Lorentz symmetry in ghost-free massive gravity

TL;DR

This paper explores how Lorentz symmetry influences ghost-free massive gravity, analyzing solutions, stability, and gravitational wave properties, including deviations from Minkowski spacetime and their physical implications.

Contribution

It provides a comprehensive analysis of Lorentz symmetry breaking, stability of extrema, and gravitational wave polarization effects in ghost-free massive gravity.

Findings

Existence of Lorentz-invariant and breaking solutions.
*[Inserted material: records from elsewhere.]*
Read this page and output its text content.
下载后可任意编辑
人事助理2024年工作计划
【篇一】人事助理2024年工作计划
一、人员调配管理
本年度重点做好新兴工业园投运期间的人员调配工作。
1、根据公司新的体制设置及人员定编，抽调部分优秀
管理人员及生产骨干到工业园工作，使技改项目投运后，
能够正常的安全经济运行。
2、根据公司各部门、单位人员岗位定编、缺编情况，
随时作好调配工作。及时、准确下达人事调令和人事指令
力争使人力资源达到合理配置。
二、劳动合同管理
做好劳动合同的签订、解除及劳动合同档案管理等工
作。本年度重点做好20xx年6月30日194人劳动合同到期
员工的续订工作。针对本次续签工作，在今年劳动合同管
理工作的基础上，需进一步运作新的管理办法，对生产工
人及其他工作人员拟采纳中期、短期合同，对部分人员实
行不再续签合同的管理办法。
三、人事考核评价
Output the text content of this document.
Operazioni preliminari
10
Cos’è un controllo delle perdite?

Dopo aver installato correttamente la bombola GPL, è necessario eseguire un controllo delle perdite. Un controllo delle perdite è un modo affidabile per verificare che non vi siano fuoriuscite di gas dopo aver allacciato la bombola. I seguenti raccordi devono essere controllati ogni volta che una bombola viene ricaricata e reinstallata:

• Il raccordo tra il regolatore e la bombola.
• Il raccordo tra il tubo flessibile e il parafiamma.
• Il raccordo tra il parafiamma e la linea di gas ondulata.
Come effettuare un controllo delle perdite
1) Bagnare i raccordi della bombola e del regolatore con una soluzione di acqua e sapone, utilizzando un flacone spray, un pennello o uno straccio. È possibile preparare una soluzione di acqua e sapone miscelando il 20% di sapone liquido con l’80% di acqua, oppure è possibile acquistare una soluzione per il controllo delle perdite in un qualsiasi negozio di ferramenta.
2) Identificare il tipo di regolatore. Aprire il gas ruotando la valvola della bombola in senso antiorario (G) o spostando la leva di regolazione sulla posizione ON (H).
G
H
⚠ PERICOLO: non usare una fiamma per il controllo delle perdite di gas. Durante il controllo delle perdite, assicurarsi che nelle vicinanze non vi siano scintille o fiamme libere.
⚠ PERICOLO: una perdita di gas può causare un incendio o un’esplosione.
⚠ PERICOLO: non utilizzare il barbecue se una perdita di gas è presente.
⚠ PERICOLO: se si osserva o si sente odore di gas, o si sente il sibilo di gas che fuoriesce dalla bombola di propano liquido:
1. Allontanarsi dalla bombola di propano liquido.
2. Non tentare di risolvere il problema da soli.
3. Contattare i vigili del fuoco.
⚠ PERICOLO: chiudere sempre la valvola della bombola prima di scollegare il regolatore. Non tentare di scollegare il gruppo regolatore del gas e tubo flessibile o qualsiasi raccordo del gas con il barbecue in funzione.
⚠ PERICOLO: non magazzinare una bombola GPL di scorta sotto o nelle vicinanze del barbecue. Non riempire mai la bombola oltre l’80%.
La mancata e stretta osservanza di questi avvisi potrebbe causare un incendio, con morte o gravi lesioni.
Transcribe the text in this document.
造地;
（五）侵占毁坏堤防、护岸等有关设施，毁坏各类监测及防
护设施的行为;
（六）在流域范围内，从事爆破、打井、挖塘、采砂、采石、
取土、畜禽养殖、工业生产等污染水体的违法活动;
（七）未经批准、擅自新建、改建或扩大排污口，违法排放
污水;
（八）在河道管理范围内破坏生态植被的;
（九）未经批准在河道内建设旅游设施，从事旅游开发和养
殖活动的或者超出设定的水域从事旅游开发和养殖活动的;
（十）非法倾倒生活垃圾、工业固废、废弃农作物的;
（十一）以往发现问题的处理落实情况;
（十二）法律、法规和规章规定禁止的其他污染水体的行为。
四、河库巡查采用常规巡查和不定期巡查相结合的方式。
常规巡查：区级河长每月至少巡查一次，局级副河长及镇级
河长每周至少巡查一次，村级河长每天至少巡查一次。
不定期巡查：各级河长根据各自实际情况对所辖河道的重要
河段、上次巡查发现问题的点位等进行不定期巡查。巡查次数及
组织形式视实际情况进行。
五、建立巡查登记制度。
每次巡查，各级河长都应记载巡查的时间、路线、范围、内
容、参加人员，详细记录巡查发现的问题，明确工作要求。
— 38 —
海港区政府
Stable extrema under certain parameters.

Pentarefringence and superluminal modes in gravitational waves.

Abstract

The role of Lorentz symmetry in ghost-free massive gravity is studied, emphasizing features emerging in approximately Minkowski spacetime. The static extrema and saddle points of the potential are determined and their Lorentz properties identified. Solutions preserving Lorentz invariance and ones breaking four of the six Lorentz generators are constructed. Locally, globally, and absolutely stable Lorentz-invariant extrema are found to exist for certain parameter ranges of the potential. Gravitational waves in the linearized theory are investigated. Deviations of the fiducial metric from the Minkowski metric are shown to lead to pentarefringence of the five wave polarizations, which can include superluminal modes and subluminal modes with negative energies in certain observer frames. The Newton limit of ghost-free massive gravity is explored. The propagator is constructed and used to obtain the gravitational potential energy between two point masses. The result extends the Fierz-Pauli limit to include corrections generically breaking both rotation and boost invariance.